1. Automate Your Thermostat
Setting your home thermostat to be warm when you’re home and awake and cooler when you’re away or asleep is one of the easiest ways to save money on your monthly bills. Even just a few hours per day can end up saving you a surprising amount of money. The easiest way to set up an energy-conscious thermostat is to get an automated and programmable thermostat. Another option is to get in the habit of changing the temperature before you leave for work and before you go to bed.
2. Use Fans and Curtains
Fans and curtains can help keep your home cool in the summertime, when air conditioning costs can really end up costing you. Keeping the curtains drawn in the heat of the day will stop the sun from heating up through the glass, while a cost-effective fan can help keep the air moving. Working together, you can keep your home cool with simple, almost free techniques.
3. Use the Power of the Sun
When it comes to laundry in the summer, there is really no reason to tumble dry all your clothes every time. You can instead use the power of the sun to dry your clothes. If you live in a house with a backyard, set up a clothing line. If you’re in a condo, place a drying rack near a window. Doing so can save you up to $250 per year.
4. Get the Right Lights
Remember when you were a child and adults would get mad when lights were left on? This was because incandescent bulbs are expensive to run, especially compared to energy-efficient LED bulbs. If you just bought a new home, spend the money to replace all the incandescent bulbs with LED. The savings, and the softer light, make this investment worth a one-time splurge. After that, they’ll need to be replaced only every few years, if not decades.

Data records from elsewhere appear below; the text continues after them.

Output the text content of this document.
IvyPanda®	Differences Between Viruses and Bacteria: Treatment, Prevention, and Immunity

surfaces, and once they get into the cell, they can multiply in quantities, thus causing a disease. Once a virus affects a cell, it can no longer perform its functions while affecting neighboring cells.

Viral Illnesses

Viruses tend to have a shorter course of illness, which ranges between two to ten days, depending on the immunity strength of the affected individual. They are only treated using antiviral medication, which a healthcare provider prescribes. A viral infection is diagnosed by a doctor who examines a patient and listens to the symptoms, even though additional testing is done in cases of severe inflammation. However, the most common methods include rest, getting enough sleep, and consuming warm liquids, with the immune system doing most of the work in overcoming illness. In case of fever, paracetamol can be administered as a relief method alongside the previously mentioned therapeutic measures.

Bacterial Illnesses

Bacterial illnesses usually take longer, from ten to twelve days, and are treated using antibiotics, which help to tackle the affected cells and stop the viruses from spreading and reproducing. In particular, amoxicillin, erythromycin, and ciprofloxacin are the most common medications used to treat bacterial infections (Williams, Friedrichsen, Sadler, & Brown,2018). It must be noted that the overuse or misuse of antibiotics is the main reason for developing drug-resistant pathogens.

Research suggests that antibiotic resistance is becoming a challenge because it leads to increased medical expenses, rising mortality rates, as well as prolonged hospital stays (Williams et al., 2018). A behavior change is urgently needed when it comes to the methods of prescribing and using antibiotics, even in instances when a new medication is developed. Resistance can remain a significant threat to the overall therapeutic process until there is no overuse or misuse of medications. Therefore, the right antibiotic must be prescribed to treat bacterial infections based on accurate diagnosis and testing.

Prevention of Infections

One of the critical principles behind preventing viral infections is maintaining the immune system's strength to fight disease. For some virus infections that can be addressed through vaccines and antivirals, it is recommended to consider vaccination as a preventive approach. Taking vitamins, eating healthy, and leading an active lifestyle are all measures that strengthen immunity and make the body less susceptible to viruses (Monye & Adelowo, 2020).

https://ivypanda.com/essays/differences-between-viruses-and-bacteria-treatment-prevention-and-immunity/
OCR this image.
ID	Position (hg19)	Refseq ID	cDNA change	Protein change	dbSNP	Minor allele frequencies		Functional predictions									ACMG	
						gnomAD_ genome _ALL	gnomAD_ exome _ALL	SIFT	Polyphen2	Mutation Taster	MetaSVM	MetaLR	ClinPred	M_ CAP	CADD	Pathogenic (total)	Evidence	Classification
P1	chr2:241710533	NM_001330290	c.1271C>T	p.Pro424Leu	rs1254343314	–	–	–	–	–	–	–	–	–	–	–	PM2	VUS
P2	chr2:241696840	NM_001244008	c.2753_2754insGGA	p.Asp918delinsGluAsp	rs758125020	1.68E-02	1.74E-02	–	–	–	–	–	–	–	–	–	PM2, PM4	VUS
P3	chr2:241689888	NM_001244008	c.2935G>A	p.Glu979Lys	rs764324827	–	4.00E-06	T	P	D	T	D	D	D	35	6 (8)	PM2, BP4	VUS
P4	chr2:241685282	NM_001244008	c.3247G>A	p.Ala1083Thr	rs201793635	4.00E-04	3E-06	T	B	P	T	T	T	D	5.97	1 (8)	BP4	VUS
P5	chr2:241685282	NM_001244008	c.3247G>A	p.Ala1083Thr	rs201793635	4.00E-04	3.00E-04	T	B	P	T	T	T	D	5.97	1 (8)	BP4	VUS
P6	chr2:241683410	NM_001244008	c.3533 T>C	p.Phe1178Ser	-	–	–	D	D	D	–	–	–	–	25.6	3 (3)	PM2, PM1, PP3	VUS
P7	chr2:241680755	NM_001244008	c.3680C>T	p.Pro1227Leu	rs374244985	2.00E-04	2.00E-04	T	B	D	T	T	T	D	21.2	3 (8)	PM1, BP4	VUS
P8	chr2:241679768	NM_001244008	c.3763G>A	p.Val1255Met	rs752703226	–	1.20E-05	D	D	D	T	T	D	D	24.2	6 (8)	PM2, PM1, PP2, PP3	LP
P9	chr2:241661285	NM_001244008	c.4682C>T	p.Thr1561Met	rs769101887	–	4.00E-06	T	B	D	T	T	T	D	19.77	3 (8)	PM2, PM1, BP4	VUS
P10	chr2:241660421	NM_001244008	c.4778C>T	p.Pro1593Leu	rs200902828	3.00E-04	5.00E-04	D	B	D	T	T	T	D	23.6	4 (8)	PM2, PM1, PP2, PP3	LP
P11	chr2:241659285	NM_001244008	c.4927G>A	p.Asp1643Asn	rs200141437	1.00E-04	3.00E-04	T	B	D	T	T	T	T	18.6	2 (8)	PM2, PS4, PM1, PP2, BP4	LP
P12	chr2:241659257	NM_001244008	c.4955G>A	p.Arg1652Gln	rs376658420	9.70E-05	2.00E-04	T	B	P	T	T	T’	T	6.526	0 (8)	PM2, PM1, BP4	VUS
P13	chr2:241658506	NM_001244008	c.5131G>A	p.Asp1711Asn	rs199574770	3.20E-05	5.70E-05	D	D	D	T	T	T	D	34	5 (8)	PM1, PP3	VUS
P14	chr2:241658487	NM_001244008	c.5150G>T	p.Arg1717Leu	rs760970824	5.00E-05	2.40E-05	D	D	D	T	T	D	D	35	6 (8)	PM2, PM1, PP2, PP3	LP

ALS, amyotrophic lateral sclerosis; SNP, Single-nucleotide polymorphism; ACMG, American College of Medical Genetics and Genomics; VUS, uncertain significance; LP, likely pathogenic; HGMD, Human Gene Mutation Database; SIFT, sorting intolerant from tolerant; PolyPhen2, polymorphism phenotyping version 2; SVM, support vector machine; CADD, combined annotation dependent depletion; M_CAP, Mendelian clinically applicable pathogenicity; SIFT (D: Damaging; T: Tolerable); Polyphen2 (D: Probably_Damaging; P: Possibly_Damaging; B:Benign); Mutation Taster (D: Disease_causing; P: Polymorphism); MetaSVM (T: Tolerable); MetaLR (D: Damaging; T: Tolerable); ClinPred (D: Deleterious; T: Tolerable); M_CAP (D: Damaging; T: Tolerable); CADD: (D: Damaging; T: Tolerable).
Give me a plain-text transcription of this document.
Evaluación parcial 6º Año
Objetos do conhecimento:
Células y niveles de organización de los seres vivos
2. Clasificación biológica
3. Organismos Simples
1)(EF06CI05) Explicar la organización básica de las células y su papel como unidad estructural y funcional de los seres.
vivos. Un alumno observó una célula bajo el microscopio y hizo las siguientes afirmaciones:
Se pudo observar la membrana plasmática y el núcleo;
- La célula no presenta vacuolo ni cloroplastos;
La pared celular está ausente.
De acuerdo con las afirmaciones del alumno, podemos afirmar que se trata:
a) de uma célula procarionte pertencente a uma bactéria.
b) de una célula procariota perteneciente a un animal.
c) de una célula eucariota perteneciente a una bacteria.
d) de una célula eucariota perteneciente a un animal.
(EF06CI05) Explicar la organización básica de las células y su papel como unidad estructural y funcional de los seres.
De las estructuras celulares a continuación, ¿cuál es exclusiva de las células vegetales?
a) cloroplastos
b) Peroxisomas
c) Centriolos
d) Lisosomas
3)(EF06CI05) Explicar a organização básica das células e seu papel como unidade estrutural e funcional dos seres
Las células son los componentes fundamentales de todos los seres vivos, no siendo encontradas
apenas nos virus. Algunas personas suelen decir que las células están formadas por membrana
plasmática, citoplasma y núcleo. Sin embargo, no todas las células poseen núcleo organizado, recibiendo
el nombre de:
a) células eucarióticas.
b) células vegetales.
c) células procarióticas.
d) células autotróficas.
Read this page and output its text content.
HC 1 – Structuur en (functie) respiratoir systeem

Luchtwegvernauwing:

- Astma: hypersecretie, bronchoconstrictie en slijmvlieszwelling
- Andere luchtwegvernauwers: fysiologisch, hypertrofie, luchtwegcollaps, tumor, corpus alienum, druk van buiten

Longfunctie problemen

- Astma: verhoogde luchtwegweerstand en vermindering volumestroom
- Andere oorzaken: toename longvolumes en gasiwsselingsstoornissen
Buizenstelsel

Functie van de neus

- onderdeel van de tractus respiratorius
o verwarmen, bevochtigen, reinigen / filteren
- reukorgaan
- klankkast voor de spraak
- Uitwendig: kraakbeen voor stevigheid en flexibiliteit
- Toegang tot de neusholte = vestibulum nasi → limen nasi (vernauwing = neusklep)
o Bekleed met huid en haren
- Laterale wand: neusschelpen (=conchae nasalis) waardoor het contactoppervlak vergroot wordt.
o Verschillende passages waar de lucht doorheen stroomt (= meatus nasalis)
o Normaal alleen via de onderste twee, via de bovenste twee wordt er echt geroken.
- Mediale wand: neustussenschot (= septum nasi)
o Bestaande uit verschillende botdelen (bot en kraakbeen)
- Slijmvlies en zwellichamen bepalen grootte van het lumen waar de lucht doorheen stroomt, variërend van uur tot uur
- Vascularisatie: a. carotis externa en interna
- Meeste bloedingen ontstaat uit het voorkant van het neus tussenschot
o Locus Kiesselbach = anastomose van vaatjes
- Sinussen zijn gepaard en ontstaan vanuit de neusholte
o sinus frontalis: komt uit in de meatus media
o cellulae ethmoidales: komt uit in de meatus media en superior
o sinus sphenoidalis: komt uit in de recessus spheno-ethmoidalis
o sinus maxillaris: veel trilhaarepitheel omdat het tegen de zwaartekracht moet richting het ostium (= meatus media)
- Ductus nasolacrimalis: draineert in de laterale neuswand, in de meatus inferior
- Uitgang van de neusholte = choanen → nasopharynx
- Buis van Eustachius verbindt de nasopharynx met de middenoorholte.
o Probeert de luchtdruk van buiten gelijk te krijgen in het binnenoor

5. Make Sure the Insulation is Working
Gaps under doors, spaces in window fittings, even that weird hole in the attic. All of these spaces mean cold air, or hot air in the summer, are being trapped in your home and costing you money. In the winter, it’s the extra money on your heating bill. In the summer, it’s the air conditioning. Be sure to seal up your home, no matter the time of year, and you could be saving 2% of your total heating and cooling costs, maybe even more. Most of the time, the problems are easily solved: using some caulking, getting a rubber piece on the bottom of the door, or stuffing some insulation where it’s needed. The savings, though, will be noticeable.